Demokratsız demokrasi (II)

DÜNKÜ yazımda Türkiye’de hukuk üzerinden "kavga" eden tarafların demokrat olmadıklarını, dolayısı ile "kazanan taraf"ın ülkeye daha fazla demokrasi getirmeyeceğini vurguladım.

Ekonomist Dergisi’nin ’Demokrasi Endeksi’nin 2007 raporuna gore, AB adayı Türkiye 167 ülke arasında utanç verici bir şekilde 88. sırada, ’hibrid demokrasi’ kategorisinde, yani melez, yani demokrasi benzeri bir rejim olarak yer almakta.

Yine dün AKP’nin kapatılmama durumunda ülkeye demokrasi getirme gayretine girmeyeceğini, birkaç ay şirinlik muskası taktıktan sonra kendi yolunda devam edeceğini de kendi gerekçelerimle açıkladım.

Bugün AKP kapatılırsa demokrasinin yine kazanamayacağını, yine gerekçelerle açıklamaya çalışacağım.

* * *

"AKP kapatılırsa ne olur?" sorusuna en iyi cevabı 28 Şubat sürecinde Refah Partisi’nin kapatılması ardından yaşananlar verir.

Refah gitti, AKP geldi!

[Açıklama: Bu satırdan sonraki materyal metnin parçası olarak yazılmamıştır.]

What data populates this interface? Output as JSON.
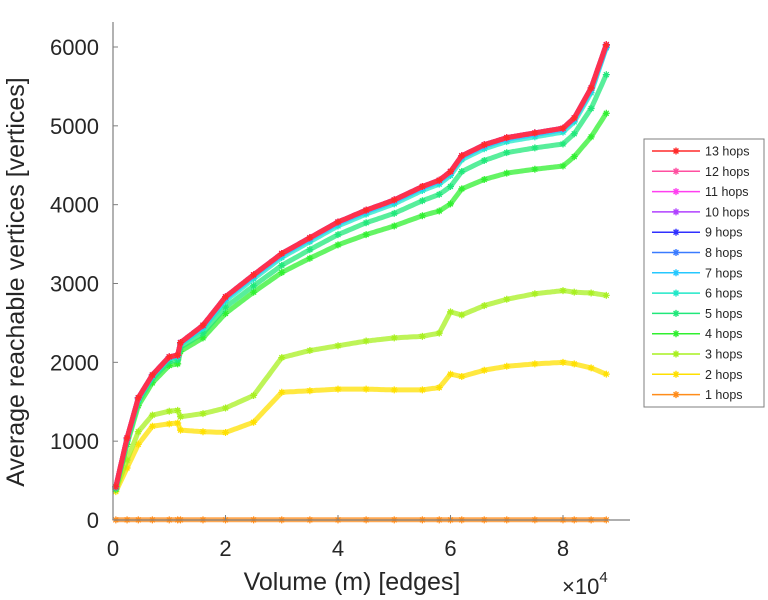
{
  "chart_data": {
    "type": "line",
    "title": "",
    "xlabel": "Volume (m) [edges]",
    "ylabel": "Average reachable vertices [vertices]",
    "x_exponent_label": "×10",
    "x_exponent_power": "4",
    "xlim": [
      0,
      9.2
    ],
    "ylim": [
      0,
      6300
    ],
    "xticks": [
      0,
      2,
      4,
      6,
      8
    ],
    "xtick_labels": [
      "0",
      "2",
      "4",
      "6",
      "8"
    ],
    "yticks": [
      0,
      1000,
      2000,
      3000,
      4000,
      5000,
      6000
    ],
    "ytick_labels": [
      "0",
      "1000",
      "2000",
      "3000",
      "4000",
      "5000",
      "6000"
    ],
    "grid": false,
    "legend_position": "right-outside",
    "marker": "asterisk",
    "x": [
      0.05,
      0.25,
      0.45,
      0.7,
      1.0,
      1.15,
      1.2,
      1.6,
      2.0,
      2.5,
      3.0,
      3.5,
      4.0,
      4.5,
      5.0,
      5.5,
      5.8,
      6.0,
      6.2,
      6.6,
      7.0,
      7.5,
      8.0,
      8.2,
      8.5,
      8.77
    ],
    "series": [
      {
        "name": "13 hops",
        "color": "#ff2a2a",
        "values": [
          420,
          1040,
          1550,
          1840,
          2070,
          2090,
          2250,
          2470,
          2830,
          3110,
          3380,
          3580,
          3780,
          3930,
          4060,
          4230,
          4310,
          4420,
          4620,
          4760,
          4850,
          4910,
          4970,
          5100,
          5480,
          6030
        ]
      },
      {
        "name": "12 hops",
        "color": "#ff4fa0",
        "values": [
          420,
          1040,
          1550,
          1840,
          2070,
          2090,
          2250,
          2470,
          2830,
          3110,
          3380,
          3580,
          3780,
          3930,
          4060,
          4230,
          4310,
          4420,
          4620,
          4760,
          4850,
          4910,
          4970,
          5100,
          5480,
          6030
        ]
      },
      {
        "name": "11 hops",
        "color": "#ff3ff0",
        "values": [
          420,
          1040,
          1550,
          1840,
          2070,
          2090,
          2250,
          2470,
          2830,
          3110,
          3380,
          3580,
          3780,
          3930,
          4060,
          4230,
          4310,
          4420,
          4620,
          4760,
          4850,
          4910,
          4970,
          5100,
          5480,
          6030
        ]
      },
      {
        "name": "10 hops",
        "color": "#b040ff",
        "values": [
          420,
          1040,
          1550,
          1840,
          2070,
          2090,
          2250,
          2470,
          2830,
          3110,
          3380,
          3580,
          3780,
          3930,
          4060,
          4230,
          4310,
          4420,
          4620,
          4760,
          4850,
          4910,
          4970,
          5100,
          5480,
          6030
        ]
      },
      {
        "name": "9 hops",
        "color": "#3030ff",
        "values": [
          420,
          1040,
          1550,
          1840,
          2070,
          2090,
          2250,
          2470,
          2830,
          3110,
          3380,
          3580,
          3780,
          3930,
          4060,
          4230,
          4310,
          4420,
          4620,
          4760,
          4850,
          4910,
          4970,
          5100,
          5480,
          6030
        ]
      },
      {
        "name": "8 hops",
        "color": "#3a7bff",
        "values": [
          420,
          1040,
          1550,
          1840,
          2070,
          2090,
          2250,
          2470,
          2830,
          3110,
          3380,
          3580,
          3780,
          3930,
          4060,
          4230,
          4310,
          4420,
          4620,
          4760,
          4850,
          4910,
          4970,
          5100,
          5480,
          6020
        ]
      },
      {
        "name": "7 hops",
        "color": "#25c8ff",
        "values": [
          420,
          1030,
          1540,
          1830,
          2060,
          2080,
          2240,
          2450,
          2810,
          3090,
          3360,
          3560,
          3760,
          3910,
          4040,
          4210,
          4290,
          4400,
          4600,
          4740,
          4830,
          4890,
          4950,
          5080,
          5450,
          6000
        ]
      },
      {
        "name": "6 hops",
        "color": "#20e8c8",
        "values": [
          410,
          1020,
          1530,
          1820,
          2050,
          2070,
          2230,
          2430,
          2780,
          3060,
          3330,
          3530,
          3730,
          3880,
          4010,
          4180,
          4260,
          4370,
          4570,
          4710,
          4800,
          4860,
          4920,
          5050,
          5420,
          5990
        ]
      },
      {
        "name": "5 hops",
        "color": "#20e87a",
        "values": [
          400,
          1000,
          1500,
          1790,
          2010,
          2030,
          2190,
          2370,
          2700,
          2970,
          3230,
          3430,
          3620,
          3770,
          3890,
          4050,
          4130,
          4230,
          4420,
          4560,
          4660,
          4720,
          4770,
          4900,
          5220,
          5650
        ]
      },
      {
        "name": "4 hops",
        "color": "#30f030",
        "values": [
          390,
          960,
          1450,
          1740,
          1960,
          1980,
          2140,
          2310,
          2620,
          2890,
          3140,
          3320,
          3490,
          3620,
          3730,
          3860,
          3920,
          4010,
          4200,
          4320,
          4400,
          4450,
          4490,
          4610,
          4860,
          5160
        ]
      },
      {
        "name": "3 hops",
        "color": "#a8f020",
        "values": [
          380,
          760,
          1120,
          1330,
          1380,
          1390,
          1310,
          1350,
          1420,
          1580,
          2060,
          2150,
          2210,
          2270,
          2310,
          2330,
          2370,
          2640,
          2600,
          2720,
          2800,
          2870,
          2910,
          2890,
          2880,
          2850
        ]
      },
      {
        "name": "2 hops",
        "color": "#ffe000",
        "values": [
          360,
          660,
          960,
          1190,
          1220,
          1230,
          1140,
          1120,
          1110,
          1240,
          1620,
          1640,
          1660,
          1660,
          1650,
          1650,
          1680,
          1850,
          1820,
          1900,
          1950,
          1980,
          2000,
          1980,
          1930,
          1850
        ]
      },
      {
        "name": "1 hops",
        "color": "#ff8c1a",
        "values": [
          2,
          2,
          2,
          2,
          2,
          2,
          2,
          2,
          2,
          2,
          2,
          2,
          2,
          2,
          2,
          2,
          2,
          2,
          2,
          2,
          2,
          2,
          2,
          2,
          2,
          2
        ]
      }
    ]
  }
}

AKP kapatılırsa Türkiye’nin en iyi çalışan örgütü Milli Görüş yine bir süre sendeler ama kısa sürede yine en az AKP kadar güçlü bir parti ile ortaya çıkar. Tarih ne zaman tekerrür etmez? Tarihten ders alındığı zaman!

* * *

Türkiye’de laikliğe sarılan kesimler de muhafazakárlığa sarılan AKP gibi demokrasiyi kendilerine yontma gayreti içinde oldukları sürece bu mücadele bitmez.

Onlar muhafazakár demokrat, dolayısıyla laiklik ilkesinden taviz vermeye açık bir Türkiye’nin giderek kendilerini dışladığını düşünürken büyük haklılık payına sahipler.

Ama kendilerinin de muhafazakár/İslam ağırlıklı yaşam tarzını benimseyenleri uzun yıllar dışladıklarını kabul etmeleri gerekir.

Bugün Türkiye’de uzun yıllar sosyal ve ekonomik hayatta kabul görmediğini düşünen büyük bir kitle var. Onlar yıllar sonra Anadolu’da kendi sermayelerini oluşturdular ve artık "paylaşımdaki payları"nı istiyorlar.

Bu kitleyi en son Turgut Özal merkeze taşımaya çalışmıştı. Ama bugün kendilerine sahip çıkan Milli Görüş/AKP dışında ortada onlara güven veren bir başka siyasi güç yok.

Muhafazakár kitlenin alt gelir grubuna sahip çıkacak bir sosyal demokrat hareket olmadığı gibi muhafazakár kitlenin üst gelir grubuna sahip çıkacak bir liberal demokrat hareket de yok.

Muhafazakárlığın sosyal boyutuna sahip çıkacak bir sosyal demokrat hareketin ülkeye ne katacağı tartışılmıyor dahi!

Öte yanda bugün AKP’ye oy veren kitlelerin zamanında ANAP’a omuz verdiği unutulmuşa benziyor. Bırakınız rahmetli Turgut Özal’ı, Hüsnü Doğan’lar, Ekrem Pakdemir’ler, Mehmet Keçeciler’ler veya yenileri ortada yok.

AKP’ye çelme atmaktan başka bir program geliştiremeyen insanların AKP kapatılsa bile demokrasiyi geliştirmek için hiçbir zahmete girmeyeceklerini adım gibi biliyorum.

Muhafazakár ağırlıklı kitlelerin de bunların peşinden gitmeyecekleri aşikár.

Geçen yıl "367 safsatası" çevresinde Cumhurbaşkanlığı seçiminde TBMM’ye girmeyen Anavatan ve DP’nin ne hale geldiğini hep beraber izliyoruz.

Halbuki ANAP ile DYP’nin birleşerek ve demokrasiye sonuna dek sahip çıkarak katılacakları 22 Temmuz seçimleri birleşik DP’ye %14-6 oranında bir oy kazandıracak ve bugün başka bir Türkiye var olacaktı.

* * *

Ben kapatma davasının Türkiye’nin gelişmesine ve demokrasisine her türlü sonuçta hiçbir olumlu katkıda bulunmayacağına inanıyorum.